Don’t compete unfairly

07 Fair competition

Free and fair competition leads to the best outcomes for consumers, society and our business. We fully support competition and ethical conditions, within the local legal frameworks of wherever we operate.

Three key things

1

Carefully follow the relevant competition or antitrust laws wherever we operate

2

Never use our position as market leader to restrict competition

3

Legal assistance is always available to you for competition law issues

Definitions

Competition law prohibits all agreements between companies, decisions by associations of companies and concerted practices which have as their object the prevention, restriction or distortion of competition. Even where agreements do not have this purpose, they are prohibited if their consequences are those mentioned above.

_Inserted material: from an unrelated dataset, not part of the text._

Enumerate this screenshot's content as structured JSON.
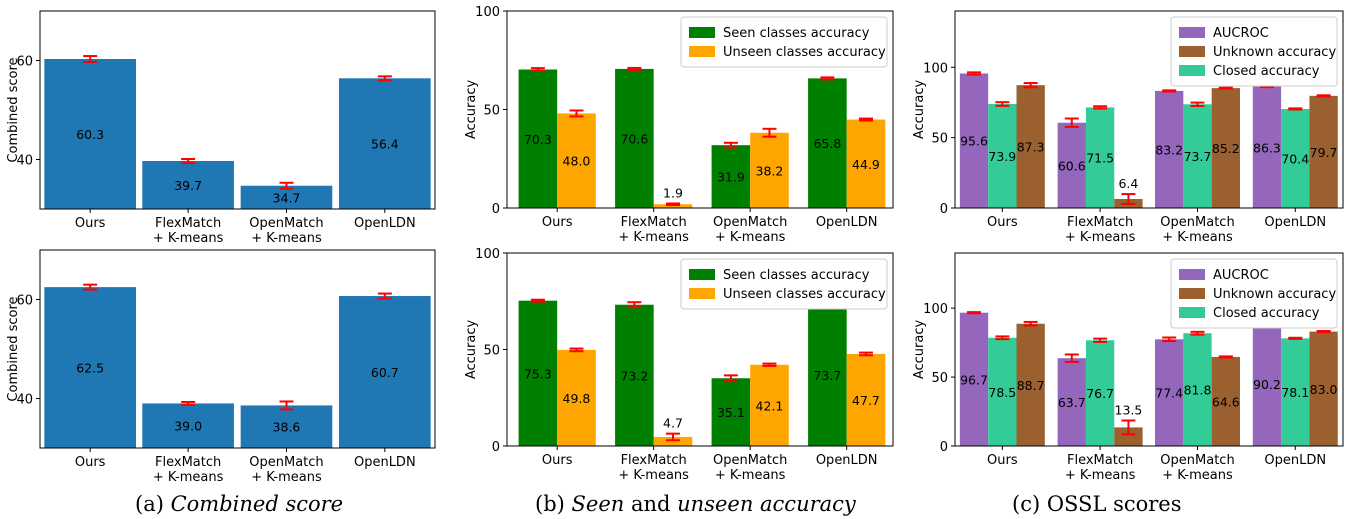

Competition rules apply to any situation, formal or informal, e.g. social events, informal social gatherings as well as meetings and workshops.

When holding a dominant market position in the relevant markets, we need to be especially aware of the effects that our decisions have on customers, competitors and service providers. A dominant market position is not prohibited, but abuse of it is.

Do the right thing

As an international business our activities can be subject to competition legislation, at national or regional level.

Although specific legislation will vary, it will generally prevent competitors from seeking to share markets, fix prices or otherwise affect competition. It will also prevent companies in a dominant market position from abusing that position.

We don’t engage in any practices or activities that breach relevant competition or antitrust laws.

In particular, we’re careful to never:

  • Take actions that hamper or harm customers, competitors or service providers, or that could be seen as contrary to competition law
  • Recording and placing all gifts with a market value above USD 50 in the company gift repository
  • Recording all gifts received by employees engaged in a supplier selection process regardless of the value

When you or any of our representatives contact an actual or potential competitor, follow the relevant competition law carefully.

In particular, never:

  • Discuss or agree prices (historic, current or projected), pricing policies/formulas, profit margins or similar sensitive issues
  • Discuss or agree marketing, market areas, customers or suppliers
  • Fix a minimum price or give resellers strong incentives – e.g. better contract terms – to maintain a minimum price
  • Agree to refuse to deal with a supplier or customer
  • Discuss or seek the adoption of standards that restrict the development or use of technologies, or exclude rivals, suppliers or customers

In practice

How do I know whether we are in a dominant position?

The definition of dominance depends on the geographic and product market – speak with your Legal Affairs Officer.

A competitor has approached me to discuss the future market situation – I think prices will be discussed, too. How should I respond?

Don’t engage in this kind of discussion. If possible, document your rejection of the request. If you feel you need help, speak with your Legal Affairs Officer.

Find out more

If an issue around competition law arises, or you’re unsure how the law applies to a situation, speak with your Legal Affairs Officer as soon as possible, while agreements, pricing decisions or other measures are still at an early stage of planning.

We always provide legal assistance for competition law issues.